AGING-INDUCED INCREASED SUSCEPTIBILITY TO AUTOIMMUNITY IS DUE TO COMPROMISED NEGATIVE SELECTION IN THE THYMUS RATHER THAN DEFECTS IN REGULATORY T CELLS

Purpose: Immunotolerance generates protection against autoimmunity by deleting self reactive T cells in the thymus through negative selection as well as the generation of natural regulatory T cells (nTregs) that will help suppress autoimmunity in the periphery. Natural aging is associated with a progressive loss of FoxN1 and thymic atrophy, and is also believed to be associated with increased autoimmunity and an increase in suppressive FoxP3+ regulatory T cells (Tregs). Deletion of self-reactive T cells requires self-antigen presentation by medullary thymic epithelial cells (mTECs). We set out to determine if thymic aging, characterized by the progressive loss of FoxN1 and mTEC disruption, alters immunotolerance by influencing negative selection or impacting the generation of suppressive Treg cells.
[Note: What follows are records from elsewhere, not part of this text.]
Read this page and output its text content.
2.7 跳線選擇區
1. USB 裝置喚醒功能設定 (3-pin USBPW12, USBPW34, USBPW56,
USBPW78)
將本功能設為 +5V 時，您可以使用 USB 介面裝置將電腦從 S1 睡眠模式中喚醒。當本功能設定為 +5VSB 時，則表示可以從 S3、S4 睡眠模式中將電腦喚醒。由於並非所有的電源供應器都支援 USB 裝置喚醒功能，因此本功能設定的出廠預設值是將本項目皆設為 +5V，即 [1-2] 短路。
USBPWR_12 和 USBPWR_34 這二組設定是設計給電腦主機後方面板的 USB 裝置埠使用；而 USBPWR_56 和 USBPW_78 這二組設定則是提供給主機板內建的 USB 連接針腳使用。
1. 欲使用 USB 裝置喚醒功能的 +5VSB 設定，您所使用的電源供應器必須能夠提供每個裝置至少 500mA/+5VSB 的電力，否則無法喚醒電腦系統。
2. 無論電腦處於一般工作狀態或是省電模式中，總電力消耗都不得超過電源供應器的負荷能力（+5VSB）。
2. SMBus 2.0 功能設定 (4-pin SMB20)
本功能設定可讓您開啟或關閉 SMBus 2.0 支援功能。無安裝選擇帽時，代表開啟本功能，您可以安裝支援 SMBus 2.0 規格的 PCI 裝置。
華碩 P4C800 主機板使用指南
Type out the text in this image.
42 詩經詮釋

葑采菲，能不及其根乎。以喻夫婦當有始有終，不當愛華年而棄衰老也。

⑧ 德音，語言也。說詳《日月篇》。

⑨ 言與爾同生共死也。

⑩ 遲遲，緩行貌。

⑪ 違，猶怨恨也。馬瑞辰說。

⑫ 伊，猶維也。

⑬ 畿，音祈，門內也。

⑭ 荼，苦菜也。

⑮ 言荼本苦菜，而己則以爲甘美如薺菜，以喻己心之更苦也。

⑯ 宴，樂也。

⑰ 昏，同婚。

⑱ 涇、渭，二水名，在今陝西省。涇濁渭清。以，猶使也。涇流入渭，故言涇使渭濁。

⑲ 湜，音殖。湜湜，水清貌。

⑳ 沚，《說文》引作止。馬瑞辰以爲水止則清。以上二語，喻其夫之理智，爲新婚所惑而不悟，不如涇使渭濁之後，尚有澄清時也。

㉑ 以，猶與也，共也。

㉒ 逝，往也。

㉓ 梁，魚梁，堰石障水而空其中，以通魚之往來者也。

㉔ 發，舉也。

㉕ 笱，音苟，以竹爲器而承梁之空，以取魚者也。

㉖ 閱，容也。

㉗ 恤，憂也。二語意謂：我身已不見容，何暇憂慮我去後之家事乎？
Methods: For thymus population experiments, we induce thymic atrophy in our FoxN1 conditional knockout mice using tamoxifen injections. We then determine expression of CD4+, CD8+, and CD4+8+ double positive, and CD25+FoxP3+ regulatory thymocytes using flow cytometry. The peripheral Treg data is assessed by adoptive transfer of total spleenocytes from young and aged wild type mice into young Rag2-/- mice. Cell populations are determined using flow cytometry. Results: We found that the loss of FoxN1 induced thymic atrophy is associated with an impairment of negative selection, where CD4+ and CD8+ are increased in the thymus while CD4+CD8+ double positive thymocytes are decreased. This indicates that the age atrophied thymus is not able to delete additional single positive thymocytes, and these may be self-reactive thymocytes. Additionally, we found that nTregs in the aged and atrophied thymus are increased in proportion and their suppressor function remains intact. Furthermore, we found that when we transfer aged spleenocytes, in which there are increased Treg and decreased pro-apoptotic Bim protein, and young spleenocytes separately into young Rag2 knockout mice, that the young periphery is able to restore both Bim levels and Treg levels to that of the young mice. Conclusions: We conclude that loss of FoxN1 disrupts thymic mTEC structure and impairs negative selection, which may lead to an increase in self-reactive T cells. However, thymic atrophy does not compromise peripheral Tregs. The function and number of peripheral Tregs is dependent on the micro-environment in which they stay.